Ruslana is name-checked incidentally, in a self-made video by a naked young lady daubed in the Ukrainian colours. In the video, in which she speaks right to camera it’s unclear whether it’s more of a cry for help for Euromaidan, or simply a cry for social service intervention.
Then, of course, most recently, there’s the ‘I Am a Ukrainian‘ video. Glossily produced, artfully edited, staged and set, you can’t fault the production values. The content is another question, with the poor girl put up to the task of being the latest oppressed victim of Euromaidan, clearly not the full hryvnia (even before Euromaidan’s ongoing state-of-crisis takes the currency to new lows).

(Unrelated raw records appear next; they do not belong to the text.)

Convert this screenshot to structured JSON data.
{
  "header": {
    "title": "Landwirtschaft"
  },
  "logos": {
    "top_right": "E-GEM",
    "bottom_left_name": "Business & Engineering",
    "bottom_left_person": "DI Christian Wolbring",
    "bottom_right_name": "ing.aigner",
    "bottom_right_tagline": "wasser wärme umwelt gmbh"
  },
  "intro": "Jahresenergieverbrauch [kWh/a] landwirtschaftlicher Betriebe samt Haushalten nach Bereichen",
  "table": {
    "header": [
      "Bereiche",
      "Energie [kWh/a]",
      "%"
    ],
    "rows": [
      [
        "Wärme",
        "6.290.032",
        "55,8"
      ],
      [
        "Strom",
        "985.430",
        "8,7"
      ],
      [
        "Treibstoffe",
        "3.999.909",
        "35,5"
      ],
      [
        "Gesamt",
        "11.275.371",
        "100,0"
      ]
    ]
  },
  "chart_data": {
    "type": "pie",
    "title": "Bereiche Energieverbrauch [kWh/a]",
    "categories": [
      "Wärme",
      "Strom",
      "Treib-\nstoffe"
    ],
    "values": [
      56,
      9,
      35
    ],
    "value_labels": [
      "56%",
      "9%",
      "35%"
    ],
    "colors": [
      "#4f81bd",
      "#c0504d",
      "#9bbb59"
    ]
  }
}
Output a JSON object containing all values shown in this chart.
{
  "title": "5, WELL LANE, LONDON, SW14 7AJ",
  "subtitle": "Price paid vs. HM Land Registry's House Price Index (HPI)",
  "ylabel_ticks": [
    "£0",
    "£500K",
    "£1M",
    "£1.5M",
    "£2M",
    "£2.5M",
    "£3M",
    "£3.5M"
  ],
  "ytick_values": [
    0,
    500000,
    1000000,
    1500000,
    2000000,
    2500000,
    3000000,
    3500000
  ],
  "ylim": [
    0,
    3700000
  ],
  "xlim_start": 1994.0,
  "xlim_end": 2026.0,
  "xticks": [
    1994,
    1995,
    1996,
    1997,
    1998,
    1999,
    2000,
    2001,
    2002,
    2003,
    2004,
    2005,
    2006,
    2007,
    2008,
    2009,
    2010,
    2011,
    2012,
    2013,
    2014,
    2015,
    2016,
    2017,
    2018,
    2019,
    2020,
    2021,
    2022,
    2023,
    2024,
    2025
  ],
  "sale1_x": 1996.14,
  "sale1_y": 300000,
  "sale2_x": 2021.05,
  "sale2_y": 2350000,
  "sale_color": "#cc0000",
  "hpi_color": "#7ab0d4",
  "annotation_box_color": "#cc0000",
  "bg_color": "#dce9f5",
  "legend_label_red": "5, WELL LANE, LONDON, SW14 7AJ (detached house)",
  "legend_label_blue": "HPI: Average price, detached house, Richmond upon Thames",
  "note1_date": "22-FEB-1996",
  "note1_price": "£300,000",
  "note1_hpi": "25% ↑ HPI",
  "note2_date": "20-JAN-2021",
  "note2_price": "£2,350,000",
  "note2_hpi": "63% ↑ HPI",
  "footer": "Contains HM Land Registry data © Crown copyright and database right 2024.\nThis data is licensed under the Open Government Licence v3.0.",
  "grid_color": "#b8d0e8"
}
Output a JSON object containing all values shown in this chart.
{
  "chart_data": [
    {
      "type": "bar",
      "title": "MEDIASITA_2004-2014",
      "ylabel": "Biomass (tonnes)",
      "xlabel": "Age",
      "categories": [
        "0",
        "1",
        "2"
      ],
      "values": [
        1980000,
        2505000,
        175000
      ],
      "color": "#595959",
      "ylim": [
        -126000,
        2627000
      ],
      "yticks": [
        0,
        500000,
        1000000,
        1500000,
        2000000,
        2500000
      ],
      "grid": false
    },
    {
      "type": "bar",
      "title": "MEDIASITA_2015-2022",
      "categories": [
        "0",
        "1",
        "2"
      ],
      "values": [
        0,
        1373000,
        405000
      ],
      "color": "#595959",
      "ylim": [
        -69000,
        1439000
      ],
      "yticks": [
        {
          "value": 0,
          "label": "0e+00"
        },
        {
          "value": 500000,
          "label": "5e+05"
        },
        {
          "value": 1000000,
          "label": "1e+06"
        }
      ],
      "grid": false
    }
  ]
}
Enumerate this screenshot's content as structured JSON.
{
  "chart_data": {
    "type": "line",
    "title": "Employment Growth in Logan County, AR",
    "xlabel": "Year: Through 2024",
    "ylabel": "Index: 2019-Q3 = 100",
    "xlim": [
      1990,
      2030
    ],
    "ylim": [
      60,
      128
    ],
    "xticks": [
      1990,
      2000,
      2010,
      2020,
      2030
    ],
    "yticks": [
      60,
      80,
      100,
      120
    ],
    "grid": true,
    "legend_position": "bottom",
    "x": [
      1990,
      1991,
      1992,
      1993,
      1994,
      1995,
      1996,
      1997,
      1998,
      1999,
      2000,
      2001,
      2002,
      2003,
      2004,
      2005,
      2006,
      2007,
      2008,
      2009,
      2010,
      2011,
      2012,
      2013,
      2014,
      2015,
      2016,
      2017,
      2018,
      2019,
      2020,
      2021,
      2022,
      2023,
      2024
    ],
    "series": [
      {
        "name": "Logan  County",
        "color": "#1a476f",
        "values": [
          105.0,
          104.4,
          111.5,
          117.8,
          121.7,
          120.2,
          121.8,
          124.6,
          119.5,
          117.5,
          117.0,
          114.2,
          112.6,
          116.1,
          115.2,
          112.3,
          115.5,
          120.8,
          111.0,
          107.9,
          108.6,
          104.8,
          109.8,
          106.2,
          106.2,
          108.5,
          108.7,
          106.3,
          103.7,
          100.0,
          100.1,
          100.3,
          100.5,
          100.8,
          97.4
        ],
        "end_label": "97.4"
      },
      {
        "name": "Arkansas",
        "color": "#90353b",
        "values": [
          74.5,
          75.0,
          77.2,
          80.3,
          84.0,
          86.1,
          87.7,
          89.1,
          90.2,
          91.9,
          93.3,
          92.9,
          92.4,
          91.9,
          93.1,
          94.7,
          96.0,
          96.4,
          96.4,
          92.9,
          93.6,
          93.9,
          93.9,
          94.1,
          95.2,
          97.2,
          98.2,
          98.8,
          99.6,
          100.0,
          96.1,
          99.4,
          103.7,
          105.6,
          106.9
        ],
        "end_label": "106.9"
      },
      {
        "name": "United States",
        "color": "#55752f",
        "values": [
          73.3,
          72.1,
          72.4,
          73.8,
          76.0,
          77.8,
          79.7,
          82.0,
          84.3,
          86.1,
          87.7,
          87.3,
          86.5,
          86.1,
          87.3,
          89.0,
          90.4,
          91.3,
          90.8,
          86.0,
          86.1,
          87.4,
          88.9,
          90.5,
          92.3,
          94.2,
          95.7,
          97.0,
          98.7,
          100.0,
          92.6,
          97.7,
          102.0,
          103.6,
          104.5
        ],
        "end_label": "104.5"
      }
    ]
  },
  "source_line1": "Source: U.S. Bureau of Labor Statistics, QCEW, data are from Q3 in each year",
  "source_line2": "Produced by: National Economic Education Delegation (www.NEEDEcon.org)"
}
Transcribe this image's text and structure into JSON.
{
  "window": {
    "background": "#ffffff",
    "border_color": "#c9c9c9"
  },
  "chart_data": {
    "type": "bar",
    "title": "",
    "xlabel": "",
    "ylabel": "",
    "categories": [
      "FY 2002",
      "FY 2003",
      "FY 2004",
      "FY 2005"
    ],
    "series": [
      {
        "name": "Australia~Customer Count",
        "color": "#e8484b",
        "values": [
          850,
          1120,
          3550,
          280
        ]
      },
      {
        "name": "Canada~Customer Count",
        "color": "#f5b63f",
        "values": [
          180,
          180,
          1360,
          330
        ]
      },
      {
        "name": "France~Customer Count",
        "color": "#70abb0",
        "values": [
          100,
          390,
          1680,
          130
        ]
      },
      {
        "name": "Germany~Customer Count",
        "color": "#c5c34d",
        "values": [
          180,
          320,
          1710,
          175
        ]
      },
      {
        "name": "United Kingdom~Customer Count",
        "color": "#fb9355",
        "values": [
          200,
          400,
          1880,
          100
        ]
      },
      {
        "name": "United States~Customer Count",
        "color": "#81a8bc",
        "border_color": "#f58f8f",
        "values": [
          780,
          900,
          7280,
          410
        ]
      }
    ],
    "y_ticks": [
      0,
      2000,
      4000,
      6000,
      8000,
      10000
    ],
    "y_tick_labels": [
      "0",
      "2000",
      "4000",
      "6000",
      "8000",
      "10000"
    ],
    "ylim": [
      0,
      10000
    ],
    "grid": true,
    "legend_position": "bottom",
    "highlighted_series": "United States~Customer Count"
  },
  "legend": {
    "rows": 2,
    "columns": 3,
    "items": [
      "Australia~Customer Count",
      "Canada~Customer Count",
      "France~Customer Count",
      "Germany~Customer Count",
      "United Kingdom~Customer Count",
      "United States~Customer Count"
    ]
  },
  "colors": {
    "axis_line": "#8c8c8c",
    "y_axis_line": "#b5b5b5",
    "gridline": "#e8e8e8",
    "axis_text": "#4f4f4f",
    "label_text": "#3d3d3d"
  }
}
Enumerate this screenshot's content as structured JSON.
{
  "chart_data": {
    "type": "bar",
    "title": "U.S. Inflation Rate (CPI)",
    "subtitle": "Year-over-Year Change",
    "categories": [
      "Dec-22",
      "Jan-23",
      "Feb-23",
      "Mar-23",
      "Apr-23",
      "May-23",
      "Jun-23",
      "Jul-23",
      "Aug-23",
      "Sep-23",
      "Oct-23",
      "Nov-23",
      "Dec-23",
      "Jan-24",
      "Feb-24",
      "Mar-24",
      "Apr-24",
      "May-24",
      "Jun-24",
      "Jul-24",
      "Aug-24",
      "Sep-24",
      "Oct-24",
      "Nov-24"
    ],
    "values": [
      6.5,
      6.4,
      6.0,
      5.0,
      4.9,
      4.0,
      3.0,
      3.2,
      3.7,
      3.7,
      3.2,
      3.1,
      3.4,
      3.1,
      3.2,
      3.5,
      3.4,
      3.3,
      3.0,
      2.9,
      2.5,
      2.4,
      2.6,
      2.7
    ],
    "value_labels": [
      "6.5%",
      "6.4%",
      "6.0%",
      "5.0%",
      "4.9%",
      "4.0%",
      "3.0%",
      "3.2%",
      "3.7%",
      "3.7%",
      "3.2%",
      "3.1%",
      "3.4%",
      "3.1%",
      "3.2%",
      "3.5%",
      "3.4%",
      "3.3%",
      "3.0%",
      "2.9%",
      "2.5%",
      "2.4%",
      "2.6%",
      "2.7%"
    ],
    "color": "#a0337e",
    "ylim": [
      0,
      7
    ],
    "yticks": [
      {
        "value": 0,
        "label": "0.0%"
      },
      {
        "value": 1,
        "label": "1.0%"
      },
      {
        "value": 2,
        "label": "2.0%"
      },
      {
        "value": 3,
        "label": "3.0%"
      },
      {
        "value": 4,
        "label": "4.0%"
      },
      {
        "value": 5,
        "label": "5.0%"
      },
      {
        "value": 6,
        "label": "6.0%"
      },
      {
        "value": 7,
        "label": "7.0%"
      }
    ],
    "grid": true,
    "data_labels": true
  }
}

In the 2 minute video, she praises those having fought and killed Ukrainian police, most recently murdered a judge (shot in the back), members of Ukraine’s most extreme right-wing groups, as ‘brave, civilised people‘, reference to fantastical police raids and abductions at night, like some sort of Lady and the Tramp dog-catcher. She further reveals a key fear of … being disconnected from the internet. Well, quite. Anyone who’s been on Maidan will confirm the most difficult thing there is not being automatically connected to one of a number of free wifi providers set up.
One thing many on Euromaidan have lost their connection to though, is reality. It’s One Flew Over the Maidan’s Nest down there, as the lunatics run deranged.